- According to the World Health Organization (WHO):
- An estimated 6–7 million people are infected with T. cruzi worldwide.
- About 10,000 deaths occur every year due to T. cruzi infection.
- Around 300,000 individuals in the United States are believed to be affected by Chagas Disease. These are largely underestimates.
- This includes 57,000 patients with Chagas cardiomyopathy (heart disease), 43,000 infected women of reproductive age, and an annual occurrence of 22–108 congenital infections.
- An estimated 10,000 cases of locally acquired T. cruzi infection are believed to be prevalent.
- Texas is an endemic state with active transmission cycles of CD in both humans and animals.
- New York City (NYC) has one of the largest Latin American populations in the United States, with an estimated 1 million immigrants from countries where CD is endemic.
- A recent study positioned the New York-Newark-Jersey City area as the second-highest among US metropolitan areas in the estimated percentage of infected adults. Reports of CD in NYC are relatively limited compared to other states, with large underreporting or misdiagnosis because physicians are not aware of the disease.

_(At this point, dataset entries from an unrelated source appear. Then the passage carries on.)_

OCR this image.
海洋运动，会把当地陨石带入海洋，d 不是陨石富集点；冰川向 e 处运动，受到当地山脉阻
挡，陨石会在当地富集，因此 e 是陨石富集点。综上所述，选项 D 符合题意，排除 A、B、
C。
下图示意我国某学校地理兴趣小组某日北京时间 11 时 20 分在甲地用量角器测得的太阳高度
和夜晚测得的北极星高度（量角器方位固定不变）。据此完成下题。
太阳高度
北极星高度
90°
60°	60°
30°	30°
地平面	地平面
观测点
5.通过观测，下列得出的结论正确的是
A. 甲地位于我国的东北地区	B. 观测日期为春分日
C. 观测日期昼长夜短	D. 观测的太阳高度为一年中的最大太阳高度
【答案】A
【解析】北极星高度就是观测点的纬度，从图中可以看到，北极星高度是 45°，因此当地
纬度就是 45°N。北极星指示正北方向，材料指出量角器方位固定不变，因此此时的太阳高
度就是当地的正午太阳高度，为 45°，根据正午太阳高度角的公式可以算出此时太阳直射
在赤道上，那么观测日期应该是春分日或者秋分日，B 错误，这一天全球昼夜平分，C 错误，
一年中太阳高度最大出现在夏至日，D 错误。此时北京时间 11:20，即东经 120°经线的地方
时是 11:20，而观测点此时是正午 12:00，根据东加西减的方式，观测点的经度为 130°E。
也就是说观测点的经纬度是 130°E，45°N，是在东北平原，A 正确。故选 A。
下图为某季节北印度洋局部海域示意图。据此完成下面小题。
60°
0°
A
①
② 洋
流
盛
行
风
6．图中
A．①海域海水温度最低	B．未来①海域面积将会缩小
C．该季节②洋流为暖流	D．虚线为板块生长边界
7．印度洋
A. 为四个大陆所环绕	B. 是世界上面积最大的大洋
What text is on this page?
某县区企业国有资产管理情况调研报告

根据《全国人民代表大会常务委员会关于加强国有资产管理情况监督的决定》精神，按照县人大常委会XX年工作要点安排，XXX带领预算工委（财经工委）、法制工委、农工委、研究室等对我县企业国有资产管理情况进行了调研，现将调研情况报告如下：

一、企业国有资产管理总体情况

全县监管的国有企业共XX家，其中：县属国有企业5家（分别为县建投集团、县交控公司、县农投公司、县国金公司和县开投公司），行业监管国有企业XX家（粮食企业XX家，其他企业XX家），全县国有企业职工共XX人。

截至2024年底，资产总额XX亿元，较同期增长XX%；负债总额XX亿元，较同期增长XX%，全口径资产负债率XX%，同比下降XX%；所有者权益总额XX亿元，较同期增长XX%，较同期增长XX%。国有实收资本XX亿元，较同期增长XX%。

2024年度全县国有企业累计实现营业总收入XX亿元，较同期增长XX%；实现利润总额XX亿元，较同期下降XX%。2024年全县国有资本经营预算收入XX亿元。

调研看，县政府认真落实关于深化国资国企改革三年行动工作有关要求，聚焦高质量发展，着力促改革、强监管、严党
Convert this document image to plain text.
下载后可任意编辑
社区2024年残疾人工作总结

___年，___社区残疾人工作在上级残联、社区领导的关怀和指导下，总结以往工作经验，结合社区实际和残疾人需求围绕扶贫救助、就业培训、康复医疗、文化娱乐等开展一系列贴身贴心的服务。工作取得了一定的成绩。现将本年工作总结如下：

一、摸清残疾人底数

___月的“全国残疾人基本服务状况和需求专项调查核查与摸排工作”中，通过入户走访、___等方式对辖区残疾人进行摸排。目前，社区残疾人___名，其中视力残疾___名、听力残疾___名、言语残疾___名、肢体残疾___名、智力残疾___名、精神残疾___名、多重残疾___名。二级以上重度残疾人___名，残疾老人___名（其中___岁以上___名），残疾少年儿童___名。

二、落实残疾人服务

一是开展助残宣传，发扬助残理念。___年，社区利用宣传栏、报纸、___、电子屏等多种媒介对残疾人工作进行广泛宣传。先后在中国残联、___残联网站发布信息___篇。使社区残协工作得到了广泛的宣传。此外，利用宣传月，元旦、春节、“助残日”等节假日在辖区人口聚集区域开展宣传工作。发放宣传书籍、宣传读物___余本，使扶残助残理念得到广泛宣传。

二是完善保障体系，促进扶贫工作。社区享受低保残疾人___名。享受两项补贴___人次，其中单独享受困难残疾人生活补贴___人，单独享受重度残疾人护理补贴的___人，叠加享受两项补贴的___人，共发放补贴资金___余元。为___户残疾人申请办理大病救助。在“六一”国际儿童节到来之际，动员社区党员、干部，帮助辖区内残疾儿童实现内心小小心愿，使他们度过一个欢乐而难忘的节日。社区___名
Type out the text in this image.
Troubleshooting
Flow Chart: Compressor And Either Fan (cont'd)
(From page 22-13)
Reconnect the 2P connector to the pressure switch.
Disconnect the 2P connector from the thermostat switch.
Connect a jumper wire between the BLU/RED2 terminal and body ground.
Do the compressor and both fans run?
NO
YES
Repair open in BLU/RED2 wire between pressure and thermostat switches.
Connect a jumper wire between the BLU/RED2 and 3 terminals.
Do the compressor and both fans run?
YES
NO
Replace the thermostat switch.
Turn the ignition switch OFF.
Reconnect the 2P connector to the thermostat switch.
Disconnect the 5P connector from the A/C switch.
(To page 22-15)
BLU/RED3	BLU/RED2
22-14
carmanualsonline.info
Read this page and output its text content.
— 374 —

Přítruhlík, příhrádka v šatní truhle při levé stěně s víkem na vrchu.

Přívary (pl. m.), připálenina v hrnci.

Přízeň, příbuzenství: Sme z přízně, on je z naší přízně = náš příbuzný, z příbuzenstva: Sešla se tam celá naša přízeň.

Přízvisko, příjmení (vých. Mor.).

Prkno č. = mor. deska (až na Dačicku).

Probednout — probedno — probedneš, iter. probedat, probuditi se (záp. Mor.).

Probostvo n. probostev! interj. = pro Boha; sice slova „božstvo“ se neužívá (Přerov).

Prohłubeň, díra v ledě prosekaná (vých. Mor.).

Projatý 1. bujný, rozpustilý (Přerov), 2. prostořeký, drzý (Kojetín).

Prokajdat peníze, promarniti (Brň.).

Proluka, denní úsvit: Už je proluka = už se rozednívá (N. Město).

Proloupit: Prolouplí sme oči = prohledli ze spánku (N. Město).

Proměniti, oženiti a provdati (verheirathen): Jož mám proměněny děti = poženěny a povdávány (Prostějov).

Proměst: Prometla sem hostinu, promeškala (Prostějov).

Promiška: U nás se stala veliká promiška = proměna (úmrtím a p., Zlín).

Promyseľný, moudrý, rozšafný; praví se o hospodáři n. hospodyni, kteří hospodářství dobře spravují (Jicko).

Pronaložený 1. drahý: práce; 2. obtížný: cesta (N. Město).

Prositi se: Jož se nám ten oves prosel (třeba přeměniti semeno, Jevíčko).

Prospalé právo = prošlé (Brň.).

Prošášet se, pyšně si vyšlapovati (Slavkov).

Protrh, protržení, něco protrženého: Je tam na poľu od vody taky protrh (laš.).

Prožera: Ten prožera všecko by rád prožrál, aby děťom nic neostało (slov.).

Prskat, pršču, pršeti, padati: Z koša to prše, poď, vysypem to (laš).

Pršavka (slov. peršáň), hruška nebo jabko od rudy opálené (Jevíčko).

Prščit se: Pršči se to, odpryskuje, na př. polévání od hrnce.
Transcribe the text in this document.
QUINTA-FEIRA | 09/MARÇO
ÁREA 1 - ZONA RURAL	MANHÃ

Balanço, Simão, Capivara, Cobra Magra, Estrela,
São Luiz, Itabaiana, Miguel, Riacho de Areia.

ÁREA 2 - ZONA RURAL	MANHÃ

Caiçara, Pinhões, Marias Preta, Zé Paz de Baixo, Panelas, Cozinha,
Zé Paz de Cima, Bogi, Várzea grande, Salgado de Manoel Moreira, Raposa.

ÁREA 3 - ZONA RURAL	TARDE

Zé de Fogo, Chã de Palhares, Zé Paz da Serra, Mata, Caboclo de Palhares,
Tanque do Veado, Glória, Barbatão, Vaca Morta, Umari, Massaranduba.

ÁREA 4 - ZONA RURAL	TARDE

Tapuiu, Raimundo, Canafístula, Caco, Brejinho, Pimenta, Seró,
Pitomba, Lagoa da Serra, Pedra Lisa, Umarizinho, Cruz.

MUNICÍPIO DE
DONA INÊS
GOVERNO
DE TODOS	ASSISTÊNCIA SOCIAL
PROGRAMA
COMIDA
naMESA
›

- Two recent reports revealed a prevalence rate of 10.74% and an additional 60 cases of CD among people of Latin American descent in New York.
- Thousands of families are migrating northward to the US/Mexico border.
- Over 60,000 children crossed the Darien Gap last year, with nearly half under the age of five.
- The US recorded nearly 83,000 children entering between January and July alone last year.
- Upwards of 30% of individuals infected with T. cruzi will develop Chagas disease in the form of devastating cardiac, gastrointestinal, and neurologic complications decades later.
- The US migrant population has ballooned to nearly two million people who may be infected with T. cruzi.
- ~1.1 million women of childbearing age in Latin America are infected with the parasite.
- 1-5% of infants born to infected mothers will be infected congenitally.
- Current recommendations suggest screening all children coming from Latin America, unless born in a non-endemic area or to T. cruzi negative mothers.
- There is an urgent need to address the substantial knowledge gap on pediatric T. cruzi seroprevalence and treatment efficacy in the US.
- Enhancing the current diagnostic guidelines is imperative, drawing on the insights gained from experiences in endemic Latin American countries.
- Comprehensive T. cruzi surveillance program targeting pediatric patients migrating from all Latin American countries, not only to NYC, but nationwide, is needed.
- Berenice’s legacy urges the end of neglect and justice to be served for undiagnosed children facing lifetimes of debilitating disease.